March 17, 2023
The National Iranian Gas Company (NIGC) has decided to go to the International Court of Arbitration (ICA) over Pakistan’s refusal to build the Iran-Pakistan Gas Pipeline Project, as it committed to do in a bilateral agreement.
Iran is demanding that Pakistan pay an $18 billion penalty.
“Islamabad has long been providing NIGC with lame excuses in breach of the terms of the gas import contract it signed with Iran in 2009. Enough is enough and filing a formal complaint against Pakistan should be a priority,” said Mehran Amir-Moeini, a board member at the Iran International Energy Studies Institute, affiliated to the Oil Ministry.
“Tehran has asked Islam-abad to lay a segment of the gas pipeline on its territory by February-March 2024, or pay a penalty of $18 billion,” he added, saying the decision to go to court is totally right, as Pakistan has no intention to import gas from Iran.
Talks are underway between Pakistan and Russia to extend a pipeline to replace the Iran-Pakistan gas pipeline, meaning Islamabad has misused cordial relations with Iran to buy time not to be sued internationally, he argued.

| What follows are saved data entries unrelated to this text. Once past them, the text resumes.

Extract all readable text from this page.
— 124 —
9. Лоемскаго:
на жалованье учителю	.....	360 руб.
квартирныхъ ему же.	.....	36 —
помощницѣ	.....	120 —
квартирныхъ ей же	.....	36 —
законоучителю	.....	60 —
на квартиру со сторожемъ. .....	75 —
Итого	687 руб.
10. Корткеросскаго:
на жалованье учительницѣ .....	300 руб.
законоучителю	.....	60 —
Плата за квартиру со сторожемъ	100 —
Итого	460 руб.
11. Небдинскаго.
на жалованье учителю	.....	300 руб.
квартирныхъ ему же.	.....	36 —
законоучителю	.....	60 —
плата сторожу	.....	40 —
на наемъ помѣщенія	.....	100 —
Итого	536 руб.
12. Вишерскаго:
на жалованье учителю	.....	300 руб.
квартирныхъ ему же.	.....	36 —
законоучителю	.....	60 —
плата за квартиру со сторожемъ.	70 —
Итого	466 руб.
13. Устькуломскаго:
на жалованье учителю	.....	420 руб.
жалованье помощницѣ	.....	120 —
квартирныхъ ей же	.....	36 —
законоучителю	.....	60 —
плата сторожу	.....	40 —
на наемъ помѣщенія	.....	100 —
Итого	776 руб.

“They are determined to violate the terms of the agreement. Hence, they must be sued and brought before ICA in less than a year; otherwise, the National Iranian Gas Company will be deprived of all its legal rights,” he said.
Iran and Pakistan signed an agreement in 2009 to lay a pipeline to deliver 22 million cubic meters per day of gas from the South Pars Gasfield in the Persian Gulf to Pakistan’s Baluchistan and Sindh provinces.
The pipeline’s construction was to commence in 2012 and be completed in two years. Each country was to finance and build the part of the pipeline on its territory. However, Islamabad did not even start construction then, blaming financial constraints.
NIGC should invoke the penalty clause of the Gas Sales Purchase Agreement (GSPA) stipulated in the contract, Amir-Moeini said, noting that under the original agreement, Pakistan is bound to pay $1 million per day to Iran from January 1, 2015, (the date the gas flow was contracted to start) under the penalty clause. That penalty sum would have passed $2.6 billion in February. Iran did not explain where it got the $18 billion figure from.
Tehran long ago completed building most of the 1,172 km of pipeline from Asaluyeh on the Persian Gulf coast across the south of the country. But Iran has linked that pipeline to many cities and industries across the south, so it does not appear Iran could fulfill its part of the contract without cutting off most of those current buyers.
Some in Pakistan say US sanctions have prevented construction of the pipeline inside Pakistan. However, there were no such sanctions in 2016, 2017 and in 2018 until then-President Donald Trump re-imposed them, but Pakistan made no effort to build the pipeline in that three-year window.
According to Pakistan’s Dawn newspaper, more than half of Pakistan’s people either have no access to the already overstretched power grid or suffer over 12 hours of load shedding daily.